Quem se informou sobre a história apenas por intermédio dessas páginas pode não ter compreendido que a renúncia, na verdade, foi uma consequência de julgamento no Tribunal Superior Eleitoral (TSE) que considerou Arruda inelegível enquadrado na Lei da Ficha Limpa. O ex-governador foi pego em flagrante em 2009 na Operação Caixa de Pandora, em caso que ficou conhecido como Mensalão do DEM (o partido dele à época). Foi preso, desapareceu da vida política e voltou como um injustiçado, vítima de um “golpe”. Até renunciar, para espanto do país inteiro, era líder absoluto nas pesquisas de intenção de voto.

O assunto, além de extremamente atual e relevante pela proximidade das eleições, é resultado de ações anteriores do ex-governador e, agora, ex-candidato José Roberto Arruda. Por isso, o tema é circundado de vertentes que poderiam ter sido abordadas de formas interessantes e profundas para atrair o leitor. Porém, os jornais online esqueceram-se da hipertextualidade, multimidialidade e memória, características fundamentais do jornalismo na plataforma de internet, da fase do web 2.0 hipermidiática.

Interconexões inexistentes

Os textos publicados pelo Correio e pelo Jornal de Brasília não possuem links para ligar os pontos soltos e trazer contexto e o passado para dentro das notícias. O link leva o leitor a fazer conexões de sentidos entre informações relacionadas e o direciona para textos anteriores, vídeos ou áudios, valorizando a memória do assunto.

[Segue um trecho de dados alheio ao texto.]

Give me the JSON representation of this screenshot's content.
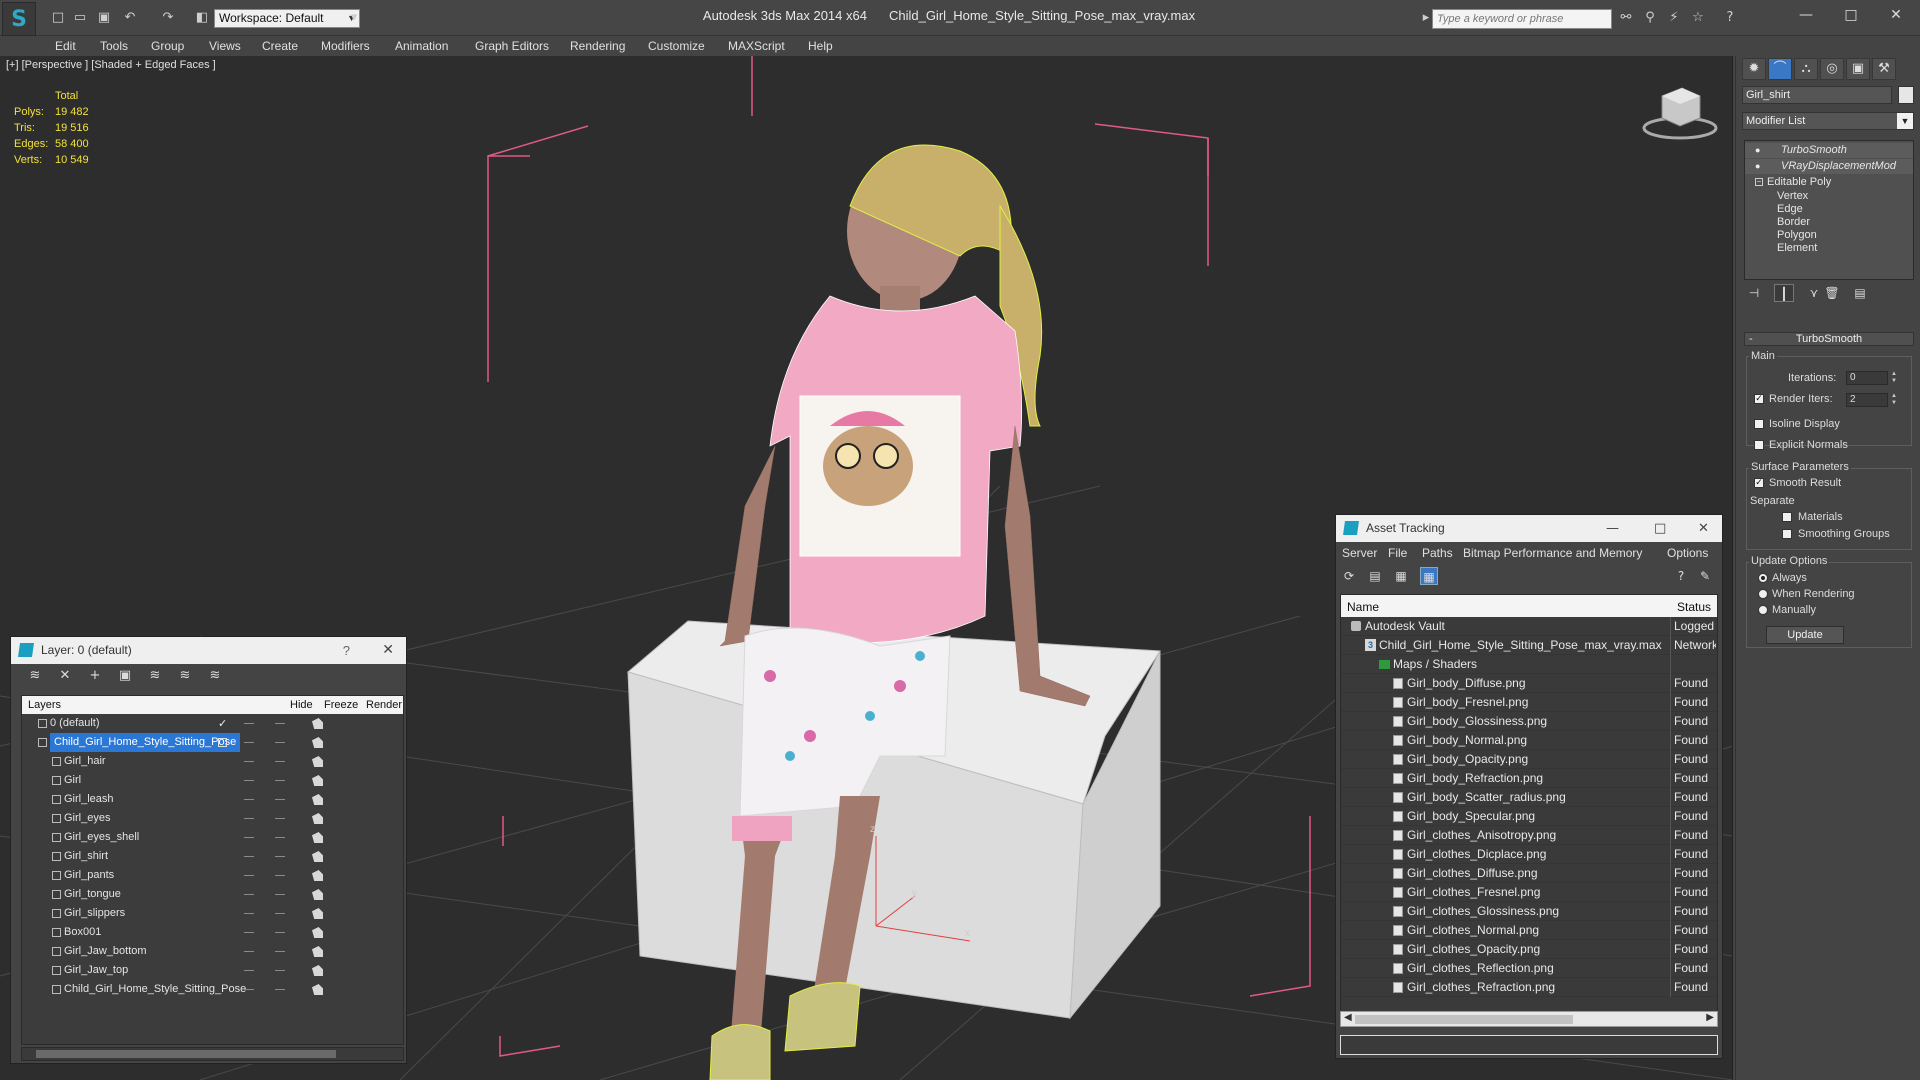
{
  "titlebar": {
    "app_title": "Autodesk 3ds Max  2014 x64",
    "file_title": "Child_Girl_Home_Style_Sitting_Pose_max_vray.max",
    "workspace_label": "Workspace: Default",
    "search_placeholder": "Type a keyword or phrase"
  },
  "menu": [
    "Edit",
    "Tools",
    "Group",
    "Views",
    "Create",
    "Modifiers",
    "Animation",
    "Graph Editors",
    "Rendering",
    "Customize",
    "MAXScript",
    "Help"
  ],
  "viewport": {
    "label": "[+] [Perspective ] [Shaded + Edged Faces ]",
    "stats_header": "Total",
    "stats": [
      {
        "label": "Polys:",
        "value": "19 482"
      },
      {
        "label": "Tris:",
        "value": "19 516"
      },
      {
        "label": "Edges:",
        "value": "58 400"
      },
      {
        "label": "Verts:",
        "value": "10 549"
      }
    ],
    "stats_color": "#f2e13a",
    "gizmo_labels": {
      "z": "z",
      "y": "y",
      "x": "x"
    }
  },
  "command_panel": {
    "object_name": "Girl_shirt",
    "modifier_list": "Modifier List",
    "stack": {
      "modifiers": [
        "TurboSmooth",
        "VRayDisplacementMod"
      ],
      "base": "Editable Poly",
      "subobjects": [
        "Vertex",
        "Edge",
        "Border",
        "Polygon",
        "Element"
      ]
    },
    "rollout": {
      "title": "TurboSmooth",
      "main_group": "Main",
      "iterations_label": "Iterations:",
      "iterations_value": "0",
      "render_iters_label": "Render Iters:",
      "render_iters_value": "2",
      "isoline_label": "Isoline Display",
      "explicit_normals_label": "Explicit Normals",
      "surface_group": "Surface Parameters",
      "smooth_result_label": "Smooth Result",
      "separate_label": "Separate",
      "materials_label": "Materials",
      "smoothing_groups_label": "Smoothing Groups",
      "update_group": "Update Options",
      "update_options": [
        "Always",
        "When Rendering",
        "Manually"
      ],
      "update_button": "Update"
    }
  },
  "layer_window": {
    "title": "Layer: 0 (default)",
    "help": "?",
    "columns": [
      "Layers",
      "Hide",
      "Freeze",
      "Render"
    ],
    "rows": [
      {
        "name": "0 (default)",
        "indent": 0,
        "checked": true
      },
      {
        "name": "Child_Girl_Home_Style_Sitting_Pose",
        "indent": 0,
        "selected": true
      },
      {
        "name": "Girl_hair",
        "indent": 1
      },
      {
        "name": "Girl",
        "indent": 1
      },
      {
        "name": "Girl_leash",
        "indent": 1
      },
      {
        "name": "Girl_eyes",
        "indent": 1
      },
      {
        "name": "Girl_eyes_shell",
        "indent": 1
      },
      {
        "name": "Girl_shirt",
        "indent": 1
      },
      {
        "name": "Girl_pants",
        "indent": 1
      },
      {
        "name": "Girl_tongue",
        "indent": 1
      },
      {
        "name": "Girl_slippers",
        "indent": 1
      },
      {
        "name": "Box001",
        "indent": 1
      },
      {
        "name": "Girl_Jaw_bottom",
        "indent": 1
      },
      {
        "name": "Girl_Jaw_top",
        "indent": 1
      },
      {
        "name": "Child_Girl_Home_Style_Sitting_Pose",
        "indent": 1
      }
    ]
  },
  "asset_window": {
    "title": "Asset Tracking",
    "menu": [
      "Server",
      "File",
      "Paths",
      "Bitmap Performance and Memory",
      "Options"
    ],
    "columns": [
      "Name",
      "Status"
    ],
    "rows": [
      {
        "name": "Autodesk Vault",
        "status": "Logged O",
        "kind": "vault",
        "indent": 0
      },
      {
        "name": "Child_Girl_Home_Style_Sitting_Pose_max_vray.max",
        "status": "Network",
        "kind": "max",
        "indent": 1
      },
      {
        "name": "Maps / Shaders",
        "status": "",
        "kind": "folder",
        "indent": 2
      },
      {
        "name": "Girl_body_Diffuse.png",
        "status": "Found",
        "kind": "file",
        "indent": 3
      },
      {
        "name": "Girl_body_Fresnel.png",
        "status": "Found",
        "kind": "file",
        "indent": 3
      },
      {
        "name": "Girl_body_Glossiness.png",
        "status": "Found",
        "kind": "file",
        "indent": 3
      },
      {
        "name": "Girl_body_Normal.png",
        "status": "Found",
        "kind": "file",
        "indent": 3
      },
      {
        "name": "Girl_body_Opacity.png",
        "status": "Found",
        "kind": "file",
        "indent": 3
      },
      {
        "name": "Girl_body_Refraction.png",
        "status": "Found",
        "kind": "file",
        "indent": 3
      },
      {
        "name": "Girl_body_Scatter_radius.png",
        "status": "Found",
        "kind": "file",
        "indent": 3
      },
      {
        "name": "Girl_body_Specular.png",
        "status": "Found",
        "kind": "file",
        "indent": 3
      },
      {
        "name": "Girl_clothes_Anisotropy.png",
        "status": "Found",
        "kind": "file",
        "indent": 3
      },
      {
        "name": "Girl_clothes_Dicplace.png",
        "status": "Found",
        "kind": "file",
        "indent": 3
      },
      {
        "name": "Girl_clothes_Diffuse.png",
        "status": "Found",
        "kind": "file",
        "indent": 3
      },
      {
        "name": "Girl_clothes_Fresnel.png",
        "status": "Found",
        "kind": "file",
        "indent": 3
      },
      {
        "name": "Girl_clothes_Glossiness.png",
        "status": "Found",
        "kind": "file",
        "indent": 3
      },
      {
        "name": "Girl_clothes_Normal.png",
        "status": "Found",
        "kind": "file",
        "indent": 3
      },
      {
        "name": "Girl_clothes_Opacity.png",
        "status": "Found",
        "kind": "file",
        "indent": 3
      },
      {
        "name": "Girl_clothes_Reflection.png",
        "status": "Found",
        "kind": "file",
        "indent": 3
      },
      {
        "name": "Girl_clothes_Refraction.png",
        "status": "Found",
        "kind": "file",
        "indent": 3
      }
    ]
  },
  "colors": {
    "accent": "#2b77d6",
    "viewport_bg": "#2d2d2d",
    "bounding_box": "#e05a8a",
    "wireframe_highlight": "#e0f040"
  }
}
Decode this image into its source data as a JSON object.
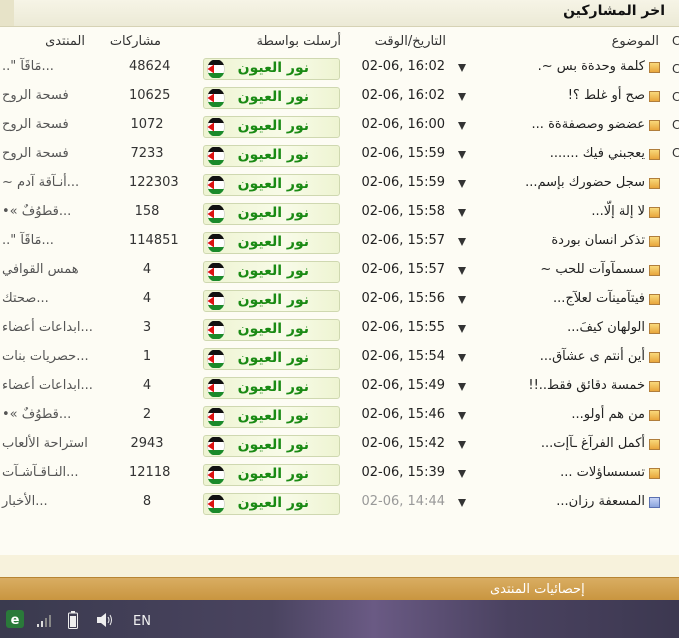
{
  "header": {
    "title": "اخر المشاركين"
  },
  "columns": {
    "subject": "الموضوع",
    "date": "التاريخ/الوقت",
    "sender": "أرسلت بواسطة",
    "posts": "مشاركات",
    "forum": "المنتدى"
  },
  "rows": [
    {
      "subject": "كلمة وحدةة بس ~.",
      "date": "02-06, 16:02",
      "sender": "نور العيون",
      "posts": "48624",
      "forum": "..\" مَاقَآ..."
    },
    {
      "subject": "صح أو غلط ؟!",
      "date": "02-06, 16:02",
      "sender": "نور العيون",
      "posts": "10625",
      "forum": "فسحة الروح"
    },
    {
      "subject": "عضضو وصصفةةة ...",
      "date": "02-06, 16:00",
      "sender": "نور العيون",
      "posts": "1072",
      "forum": "فسحة الروح"
    },
    {
      "subject": "يعجبني فيك .......",
      "date": "02-06, 15:59",
      "sender": "نور العيون",
      "posts": "7233",
      "forum": "فسحة الروح"
    },
    {
      "subject": "سجل حضورك بإسم...",
      "date": "02-06, 15:59",
      "sender": "نور العيون",
      "posts": "122303",
      "forum": "~ أنـآقة آدم..."
    },
    {
      "subject": "لا إلة إلّا...",
      "date": "02-06, 15:58",
      "sender": "نور العيون",
      "posts": "158",
      "forum": "•« قطوُفٌ..."
    },
    {
      "subject": "تذكر انسان بوردة",
      "date": "02-06, 15:57",
      "sender": "نور العيون",
      "posts": "114851",
      "forum": "..\" مَاقَآ..."
    },
    {
      "subject": "سسمآوآت للحب ~",
      "date": "02-06, 15:57",
      "sender": "نور العيون",
      "posts": "4",
      "forum": "همس القوافي"
    },
    {
      "subject": "فيتآمينآت لعلآج...",
      "date": "02-06, 15:56",
      "sender": "نور العيون",
      "posts": "4",
      "forum": "صحتك..."
    },
    {
      "subject": "الولهان كيفَ...",
      "date": "02-06, 15:55",
      "sender": "نور العيون",
      "posts": "3",
      "forum": "ابداعات أعضاء..."
    },
    {
      "subject": "أين أنتم ى عشآق...",
      "date": "02-06, 15:54",
      "sender": "نور العيون",
      "posts": "1",
      "forum": "حصريات بنات..."
    },
    {
      "subject": "خمسة دقائق فقط..!!",
      "date": "02-06, 15:49",
      "sender": "نور العيون",
      "posts": "4",
      "forum": "ابداعات أعضاء..."
    },
    {
      "subject": "من هم أولو...",
      "date": "02-06, 15:46",
      "sender": "نور العيون",
      "posts": "2",
      "forum": "•« قطوُفٌ..."
    },
    {
      "subject": "أكمل الفرآغ ـآإت...",
      "date": "02-06, 15:42",
      "sender": "نور العيون",
      "posts": "2943",
      "forum": "استراحة الألعاب"
    },
    {
      "subject": "تسسساؤلات ...",
      "date": "02-06, 15:39",
      "sender": "نور العيون",
      "posts": "12118",
      "forum": "النـاقـآشـآت..."
    },
    {
      "subject": "المسعفة رزان...",
      "date": "02-06, 14:44",
      "sender": "نور العيون",
      "posts": "8",
      "forum": "الأخبار..."
    }
  ],
  "stats": {
    "title": "إحصائيات المنتدى"
  },
  "taskbar": {
    "language": "EN"
  },
  "colors": {
    "accent": "#c8943e",
    "badge_text": "#1a8a14"
  }
}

E, sobre um candidato ficha-suja, com a extensa folha corrida que tem, o que não faltam são informações disponíveis. Os jornais locais ignoraram tudo isso e trataram o Arruda como um agente da ação.

A presença dos links é tão essencial ao jornalismo online que o usuário estranha uma página sem eles. A pluralidade desse aspecto é tanta, pode ser pelo recurso de navegação, pela abrangência ou pelo tipo de informação, que não existe desculpa por sua ausência nas publicações atuais.

Não é a primeira vez que o ex-candidato aparece envolvido em escândalos políticos. Em 2001, o então senador renunciou ao cargo após um episódio de violação do painel da casa. Ele foi acusado de ter encomendado a lista de votos para Antônio Carlos Magalhães, presidente do Senado na época. Após o episódio da violação do painel, Arruda voltou à política em 2002, como deputado distrital do DF pelo Democratas e os escândalos não pararam por ai. O político foi eleito governador do Distrito Federal em 2006, mas teve seu mandato cassado em 2010. Segundo as investigações, o então governador do DF comandava o esquema de cobrança de propina e compra de apoio de deputados.

Em um dos vídeos gravados por seu ex-secretário, Durval Barbosa, Arruda aparece recebendo R$ 50 mil em dinheiro, que guarda em um envelope pardo. Na época, o ex-governador disse que o dinheiro teria sido usado para comprar panetones para crianças pobres. Foi preso no decorrer das investigações sob a acusação de tentar subornar uma testemunha do caso. Ficou 61 dias atrás das grades, tornando-se o primeiro governador na história do país a ser preso em pleno exercício do cargo. Arruda responde ainda a outras ações. Em fevereiro de 2014, foi condenado pela Justiça do Distrito Federal pelo crime de improbidade administrativa, por não obedecer aos ritos legais ao contratar um jogo amistoso de futebol em novembro de 2008, por R$ 9 milhões.

Esses e outros casos envolvendo o político poderiam ter sido retomados pelos informativos na camada de memória, prevista no nível de exploração da notícia, que serviria para contextualizar o assunto e facilitar o acesso a temas antigos relacionados ao ex-governador.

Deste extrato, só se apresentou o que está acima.